I have deactivated my Facebook account because i believe it was feeding me the message that if i put something on there that was reaching out, i was hoping to have support from some people and I was disappointed in the reactions that i got. I was devestated and i grew to think that no one gave a shit about me, and was just going to leave me to rot, because hey, that's Tiffany always feeling sorry for herself, always wanting attention, never happy. One thing is true, I do want attention, and i need it. My independant streak has gotten me to a place of lonliness and unhappiness, Yes i am an independant woman, who needs attention, and somedays just doesn't know how to accept or ask for it. I feel like i've starved myself from attention for years, I wanted to be the good kid, I wanted to be the least of trouble, and i wanted people around me to think yeah she can take care of herself, we don't need to spend as much time with her, as a teen nothing could of been further from the truth, i pulled myself away the more and more i needed attention, and the attention I got was either when i got caught with scars on my arm, or after insomnia had taken over my physical well being and i passed out in school, or trying to take my own life. It was the wrong attention usually at the wrong time, i wanted to be alone, with my own pain, but of course there was nothing i could do about it, i guess in someway i enjoyed that attention too. But it would only last too long before i felt it wasn't filling the need that i needed, and everyone went on with their lives thinking once again that i was doing alright.

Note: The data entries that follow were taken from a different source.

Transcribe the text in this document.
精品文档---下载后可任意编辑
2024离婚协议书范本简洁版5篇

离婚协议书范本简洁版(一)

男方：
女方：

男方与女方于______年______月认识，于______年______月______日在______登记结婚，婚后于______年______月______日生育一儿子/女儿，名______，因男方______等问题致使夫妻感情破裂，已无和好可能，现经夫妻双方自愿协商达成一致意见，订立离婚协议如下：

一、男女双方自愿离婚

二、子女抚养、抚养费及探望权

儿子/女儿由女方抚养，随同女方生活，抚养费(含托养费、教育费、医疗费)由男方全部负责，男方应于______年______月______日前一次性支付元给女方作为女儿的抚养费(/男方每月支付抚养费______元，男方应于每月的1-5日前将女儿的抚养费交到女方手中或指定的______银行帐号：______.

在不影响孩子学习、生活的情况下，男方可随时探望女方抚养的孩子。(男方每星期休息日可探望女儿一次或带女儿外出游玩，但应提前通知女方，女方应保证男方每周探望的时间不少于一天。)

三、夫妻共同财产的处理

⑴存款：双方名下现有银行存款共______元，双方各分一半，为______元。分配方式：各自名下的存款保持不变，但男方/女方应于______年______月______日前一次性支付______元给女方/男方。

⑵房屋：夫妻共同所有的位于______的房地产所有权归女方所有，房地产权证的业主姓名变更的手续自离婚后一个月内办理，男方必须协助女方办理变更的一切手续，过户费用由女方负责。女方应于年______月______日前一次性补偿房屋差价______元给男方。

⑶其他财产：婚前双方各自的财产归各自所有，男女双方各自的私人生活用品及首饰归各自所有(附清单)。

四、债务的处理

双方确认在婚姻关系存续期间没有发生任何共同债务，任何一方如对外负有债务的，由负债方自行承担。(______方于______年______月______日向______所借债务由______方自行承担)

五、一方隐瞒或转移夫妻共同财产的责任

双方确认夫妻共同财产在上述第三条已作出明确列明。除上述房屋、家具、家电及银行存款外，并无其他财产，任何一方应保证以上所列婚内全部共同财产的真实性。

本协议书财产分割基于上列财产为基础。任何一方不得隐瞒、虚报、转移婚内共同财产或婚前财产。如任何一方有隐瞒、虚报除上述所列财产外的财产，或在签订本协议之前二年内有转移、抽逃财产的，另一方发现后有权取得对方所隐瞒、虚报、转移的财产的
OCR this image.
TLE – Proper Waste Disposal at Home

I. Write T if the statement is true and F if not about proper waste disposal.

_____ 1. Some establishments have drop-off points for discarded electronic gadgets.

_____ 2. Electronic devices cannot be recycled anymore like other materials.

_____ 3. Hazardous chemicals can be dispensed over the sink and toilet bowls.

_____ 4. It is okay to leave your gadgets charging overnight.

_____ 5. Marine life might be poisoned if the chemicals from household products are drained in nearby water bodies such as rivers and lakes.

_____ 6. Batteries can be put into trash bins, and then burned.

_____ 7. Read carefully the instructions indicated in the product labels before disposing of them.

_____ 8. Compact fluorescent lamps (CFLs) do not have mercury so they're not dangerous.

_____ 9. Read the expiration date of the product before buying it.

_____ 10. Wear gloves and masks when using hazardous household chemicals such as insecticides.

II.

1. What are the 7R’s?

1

And now i'm 27 years old living in a beautiful place in California and so far away from the people that i truly deeply love. I live with both guilt and happiness about my life, here i am doing something different in my life, living somewhere other than Manitoba, in an beautiful town. But the guilt i feel when i'm not there to be a part of the good times, and the bad times when a sister or daughter or grand daughter should be there. I don't think that will ever go away.

So right now I am trying something different and trying to communicate better, and right now my words come out better in writing (or typing) then talking. So now i am trying to express what i am going through on an daily basis so that maybe I can reconnect and reform a support group, that will do me some good!!!